All SaveAt modes are supported:

  • SaveAt(t_1=True) returns the endpoint.
  • SaveAt(steps=True) returns the initial point and accepted internal steps as a padded max_steps + 1 buffer with the usual accepted mask.
  • SaveAt(ts=grid) uses cubic Hermite for root-restored methods and Rodas5P's stiff-aware continuous extension for (y, z). Aux uses cubic Hermite in both cases. It performs no query-time nonlinear solves.

The result is DAESolution(ts, ys, zs, ok, num_accepted, accepted, aux). For pytree states, saved rows are a leading axis on every state and aux leaf; the one accepted mask applies to the complete output.

Dense output for root-restored RK4 and Tsit5

At a consistent knot, differentiating the constraint gives

\[ g_z\dot z = -(g_y\dot y + g_t). \]

tinydiffeq solves this linear system once per accepted knot only when a query grid is requested. It then obtains aux_dot by a JVP of the aux map along \((\dot y,\dot z,1)\). Values and total derivatives feed the same normalized cubic Hermite basis used for ODE states. This is an order-3 continuous extension—uniform interpolation error \(O(h^4)\)—when f and g are \(C^4\), \(g_z\) stays uniformly nonsingular near the solution, and root error is no larger than the desired dense-output error. RK4 and Tsit5 knot errors meet the required order under their usual assumptions.
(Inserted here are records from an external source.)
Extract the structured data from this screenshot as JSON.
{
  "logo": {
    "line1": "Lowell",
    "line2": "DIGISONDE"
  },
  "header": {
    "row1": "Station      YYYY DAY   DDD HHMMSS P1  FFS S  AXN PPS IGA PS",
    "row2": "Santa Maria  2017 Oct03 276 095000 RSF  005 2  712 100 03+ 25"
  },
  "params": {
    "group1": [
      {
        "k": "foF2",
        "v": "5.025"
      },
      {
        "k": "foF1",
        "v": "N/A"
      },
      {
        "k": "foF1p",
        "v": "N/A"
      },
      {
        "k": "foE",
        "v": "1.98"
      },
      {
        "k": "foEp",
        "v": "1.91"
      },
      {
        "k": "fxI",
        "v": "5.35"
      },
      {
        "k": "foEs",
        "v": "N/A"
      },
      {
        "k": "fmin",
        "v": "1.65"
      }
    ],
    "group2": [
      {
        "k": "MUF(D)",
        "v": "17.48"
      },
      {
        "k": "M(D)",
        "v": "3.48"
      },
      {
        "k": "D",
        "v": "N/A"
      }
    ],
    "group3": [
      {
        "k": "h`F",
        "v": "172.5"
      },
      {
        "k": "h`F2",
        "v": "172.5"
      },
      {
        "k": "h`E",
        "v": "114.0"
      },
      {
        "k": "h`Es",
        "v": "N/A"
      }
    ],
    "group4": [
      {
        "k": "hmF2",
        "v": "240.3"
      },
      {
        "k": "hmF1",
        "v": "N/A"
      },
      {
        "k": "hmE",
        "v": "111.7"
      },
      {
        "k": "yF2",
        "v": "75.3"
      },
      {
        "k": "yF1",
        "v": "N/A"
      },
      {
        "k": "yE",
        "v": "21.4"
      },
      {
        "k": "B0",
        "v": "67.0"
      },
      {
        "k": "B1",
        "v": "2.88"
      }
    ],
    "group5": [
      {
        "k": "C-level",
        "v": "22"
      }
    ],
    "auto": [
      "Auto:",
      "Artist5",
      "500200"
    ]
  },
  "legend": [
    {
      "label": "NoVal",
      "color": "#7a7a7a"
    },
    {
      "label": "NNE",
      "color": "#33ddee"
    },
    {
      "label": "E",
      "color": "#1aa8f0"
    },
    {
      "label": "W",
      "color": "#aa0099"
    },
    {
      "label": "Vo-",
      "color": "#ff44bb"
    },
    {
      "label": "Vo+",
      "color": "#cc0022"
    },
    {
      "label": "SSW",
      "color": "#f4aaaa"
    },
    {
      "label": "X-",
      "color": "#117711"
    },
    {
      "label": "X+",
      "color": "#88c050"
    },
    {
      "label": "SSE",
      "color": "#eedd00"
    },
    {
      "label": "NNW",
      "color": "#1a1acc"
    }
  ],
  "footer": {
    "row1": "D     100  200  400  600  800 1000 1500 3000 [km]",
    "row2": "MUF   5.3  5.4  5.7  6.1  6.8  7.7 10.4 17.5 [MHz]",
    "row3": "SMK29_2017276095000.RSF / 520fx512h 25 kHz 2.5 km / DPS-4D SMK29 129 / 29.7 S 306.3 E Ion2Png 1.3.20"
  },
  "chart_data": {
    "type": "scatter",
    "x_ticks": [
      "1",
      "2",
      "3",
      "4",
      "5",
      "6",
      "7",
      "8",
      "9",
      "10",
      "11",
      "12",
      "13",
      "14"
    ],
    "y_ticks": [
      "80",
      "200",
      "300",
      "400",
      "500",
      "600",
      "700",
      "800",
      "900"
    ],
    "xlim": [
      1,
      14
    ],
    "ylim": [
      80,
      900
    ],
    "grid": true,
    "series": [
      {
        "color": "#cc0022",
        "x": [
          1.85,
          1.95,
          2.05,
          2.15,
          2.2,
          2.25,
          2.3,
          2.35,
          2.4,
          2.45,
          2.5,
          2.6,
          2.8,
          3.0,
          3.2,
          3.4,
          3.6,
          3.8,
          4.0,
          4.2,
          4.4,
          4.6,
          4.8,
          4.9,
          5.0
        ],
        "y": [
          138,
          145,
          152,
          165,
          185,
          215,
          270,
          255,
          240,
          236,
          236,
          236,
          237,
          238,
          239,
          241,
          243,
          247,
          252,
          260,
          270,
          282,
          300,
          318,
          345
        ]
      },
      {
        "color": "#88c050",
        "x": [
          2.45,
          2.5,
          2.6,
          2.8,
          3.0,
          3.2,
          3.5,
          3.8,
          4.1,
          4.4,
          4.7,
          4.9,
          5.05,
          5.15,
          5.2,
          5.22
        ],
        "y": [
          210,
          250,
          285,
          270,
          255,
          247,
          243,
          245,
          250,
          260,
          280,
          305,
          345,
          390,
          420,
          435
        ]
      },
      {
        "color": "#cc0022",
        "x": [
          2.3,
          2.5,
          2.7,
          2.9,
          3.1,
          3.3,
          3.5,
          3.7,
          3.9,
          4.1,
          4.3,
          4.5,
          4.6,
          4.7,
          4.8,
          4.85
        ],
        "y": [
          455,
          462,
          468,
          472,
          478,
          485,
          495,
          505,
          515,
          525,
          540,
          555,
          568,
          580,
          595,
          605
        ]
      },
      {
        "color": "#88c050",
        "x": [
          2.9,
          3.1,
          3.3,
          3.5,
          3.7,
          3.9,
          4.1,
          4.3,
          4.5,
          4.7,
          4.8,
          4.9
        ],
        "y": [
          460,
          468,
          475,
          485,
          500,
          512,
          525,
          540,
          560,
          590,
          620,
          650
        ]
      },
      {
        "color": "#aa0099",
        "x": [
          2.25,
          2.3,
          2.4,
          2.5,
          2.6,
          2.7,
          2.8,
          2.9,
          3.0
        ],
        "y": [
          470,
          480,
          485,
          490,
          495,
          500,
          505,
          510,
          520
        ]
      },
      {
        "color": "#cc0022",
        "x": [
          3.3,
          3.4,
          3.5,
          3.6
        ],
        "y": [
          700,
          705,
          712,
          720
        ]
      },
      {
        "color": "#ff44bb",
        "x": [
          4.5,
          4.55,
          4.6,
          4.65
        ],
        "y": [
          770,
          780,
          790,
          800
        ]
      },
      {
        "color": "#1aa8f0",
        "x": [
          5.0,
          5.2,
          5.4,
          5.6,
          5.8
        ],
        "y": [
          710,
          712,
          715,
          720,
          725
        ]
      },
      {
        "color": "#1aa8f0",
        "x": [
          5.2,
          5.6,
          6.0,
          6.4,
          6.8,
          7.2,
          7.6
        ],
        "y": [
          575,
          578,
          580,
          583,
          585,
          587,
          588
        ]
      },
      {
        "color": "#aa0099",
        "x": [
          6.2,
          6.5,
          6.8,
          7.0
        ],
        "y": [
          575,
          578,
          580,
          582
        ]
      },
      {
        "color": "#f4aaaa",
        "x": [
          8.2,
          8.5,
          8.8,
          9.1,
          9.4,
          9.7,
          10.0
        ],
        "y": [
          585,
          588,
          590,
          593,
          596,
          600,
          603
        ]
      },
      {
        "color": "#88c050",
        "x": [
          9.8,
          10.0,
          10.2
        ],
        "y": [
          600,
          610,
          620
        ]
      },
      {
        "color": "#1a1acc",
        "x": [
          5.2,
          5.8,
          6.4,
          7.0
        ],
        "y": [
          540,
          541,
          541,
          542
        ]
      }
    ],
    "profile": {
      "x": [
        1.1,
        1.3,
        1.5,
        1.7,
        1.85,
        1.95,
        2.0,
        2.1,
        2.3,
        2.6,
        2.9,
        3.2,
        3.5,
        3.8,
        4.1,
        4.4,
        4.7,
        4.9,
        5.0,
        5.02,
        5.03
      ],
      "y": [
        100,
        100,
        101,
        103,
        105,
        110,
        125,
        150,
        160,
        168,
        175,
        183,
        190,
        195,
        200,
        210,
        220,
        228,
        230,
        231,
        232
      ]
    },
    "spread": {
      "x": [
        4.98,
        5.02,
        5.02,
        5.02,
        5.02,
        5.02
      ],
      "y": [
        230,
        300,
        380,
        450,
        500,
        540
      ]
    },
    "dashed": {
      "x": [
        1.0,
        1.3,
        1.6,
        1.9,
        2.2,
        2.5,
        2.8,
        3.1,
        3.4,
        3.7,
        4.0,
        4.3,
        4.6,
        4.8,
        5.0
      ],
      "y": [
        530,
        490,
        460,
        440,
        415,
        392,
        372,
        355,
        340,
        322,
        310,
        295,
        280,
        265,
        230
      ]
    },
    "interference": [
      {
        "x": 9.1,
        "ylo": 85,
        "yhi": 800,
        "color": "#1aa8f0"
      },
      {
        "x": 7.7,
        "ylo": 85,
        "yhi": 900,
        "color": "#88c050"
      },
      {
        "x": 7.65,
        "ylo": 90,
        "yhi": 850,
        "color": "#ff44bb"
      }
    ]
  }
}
The normalized coordinate stays in [0, 1] and Hermite basis coefficients are bounded by 3, which is favorable in float32. SciML's specialized Tsit5 dense polynomial has one higher order for y, but requires all seven stages, does not directly supply z/aux output, and has much larger coefficients. Using one Hermite construction keeps y, z, and aux at the same dense order with substantially less storage.

Interpolated z and aux are approximations: away from accepted knots they need not satisfy g=0 exactly. The constraint defect is \(O(h^4)\) under the conditions above. Use SaveAt(steps=True) when every returned row must be an actual converged root. Dense output also requires one g_z factorization per accepted knot, rather than one nonlinear solve per requested time; its cost therefore scales with internal steps rather than grid length.

Dense output for Rodas5P

Rodas5P stores the three coefficient pytrees defined by Steinebach's fourth-order stiff-aware continuous extension. tinydiffeq evaluates the same polynomial form used by SciML's Rosenbrock interpolant for the combined (y, z) state. No g_z factorization or nonlinear solve is performed for requested times.
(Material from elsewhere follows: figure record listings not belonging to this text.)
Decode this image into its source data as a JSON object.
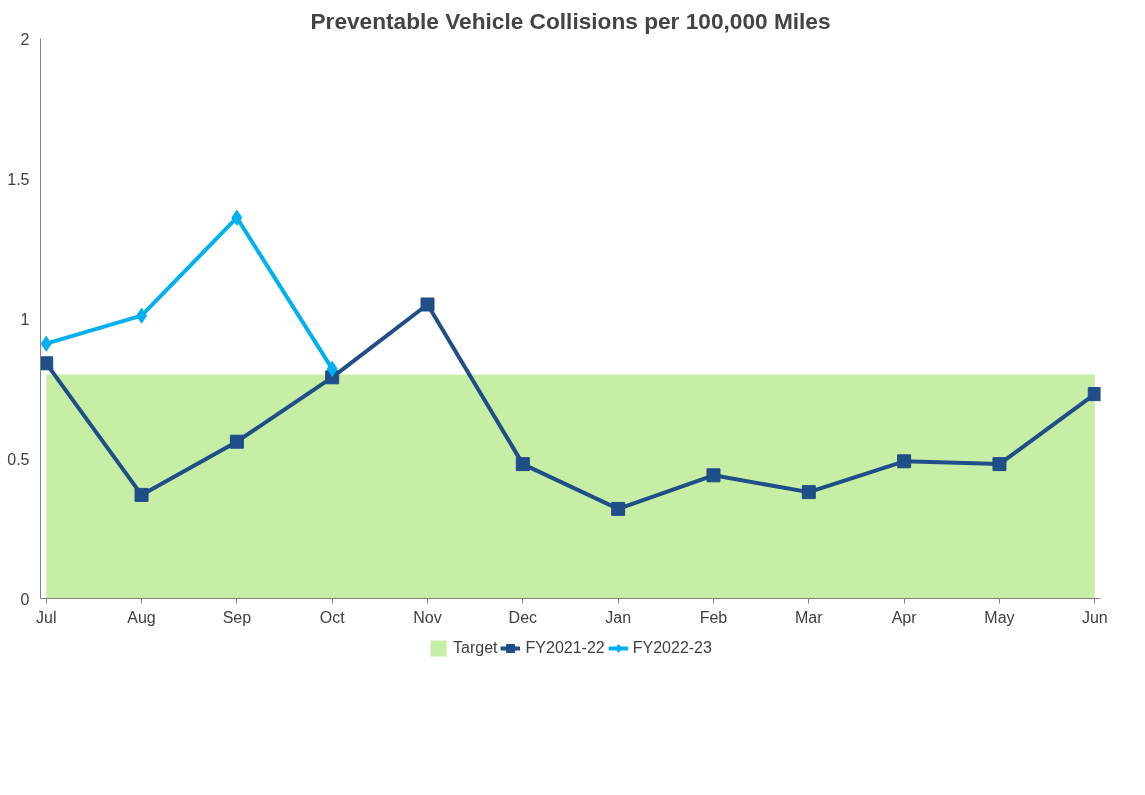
{
  "chart_data": {
    "type": "line",
    "title": "Preventable Vehicle Collisions per 100,000 Miles",
    "categories": [
      "Jul",
      "Aug",
      "Sep",
      "Oct",
      "Nov",
      "Dec",
      "Jan",
      "Feb",
      "Mar",
      "Apr",
      "May",
      "Jun"
    ],
    "series": [
      {
        "name": "Target",
        "type": "area",
        "color": "#c6efa5",
        "values": [
          0.8,
          0.8,
          0.8,
          0.8,
          0.8,
          0.8,
          0.8,
          0.8,
          0.8,
          0.8,
          0.8,
          0.8
        ]
      },
      {
        "name": "FY2021-22",
        "marker": "square",
        "color": "#1f4e89",
        "values": [
          0.84,
          0.37,
          0.56,
          0.79,
          1.05,
          0.48,
          0.32,
          0.44,
          0.38,
          0.49,
          0.48,
          0.73
        ]
      },
      {
        "name": "FY2022-23",
        "marker": "diamond",
        "color": "#00b0f0",
        "values": [
          0.91,
          1.01,
          1.36,
          0.82,
          null,
          null,
          null,
          null,
          null,
          null,
          null,
          null
        ]
      }
    ],
    "ylim": [
      0,
      2
    ],
    "yticks": [
      0,
      0.5,
      1,
      1.5,
      2
    ],
    "grid": false,
    "legend": "bottom",
    "line_style": "solid"
  }
}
Aux remains a stored accepted-knot quantity. Its cubic-Hermite endpoint tangents come from the Rodas polynomial's endpoint derivatives and a JVP of the aux map. Aux is therefore interpolated rather than recalculated at every query. Rodas5P accepted knots are not root-restored: their constraint defect, and that of dense output, is controlled by integration accuracy rather than LMRootSolver.atol.
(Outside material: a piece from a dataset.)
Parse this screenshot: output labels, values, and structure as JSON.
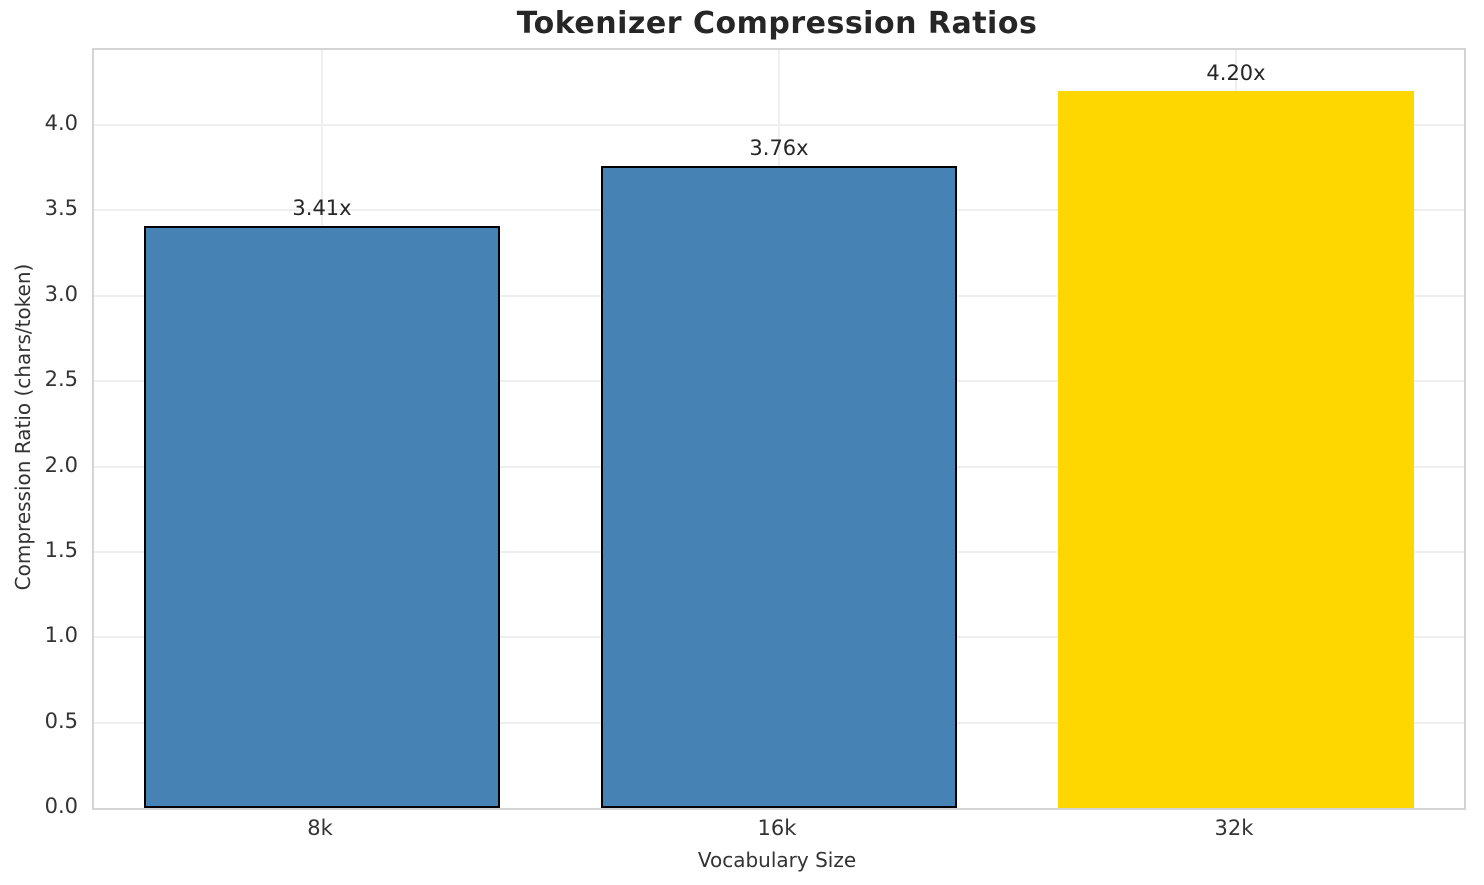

Knot selection and adaptive step sizes remain non-differentiable, consistent with the frozen-controller convention. Values, implicit slopes, and aux are fully differentiated. If sol.ok is false, neither outputs nor their derivatives should be treated as a valid solution.

Deliberate limits

Only the internally constructed constant block mass matrix diag(I_y, 0_z) is supported; there is no public general mass-matrix or fully implicit residual API. Rodas5P uses dense Jacobians and dense pivoted LU, not sparse or Krylov linear algebra. Higher-index constraints and automatic index reduction are unsupported. This is an initial-value solver: it does not determine unknown initial costates or solve boundary-value or saddle-path conditions. Initial branch selection and jumps between multiple roots are not differentiable.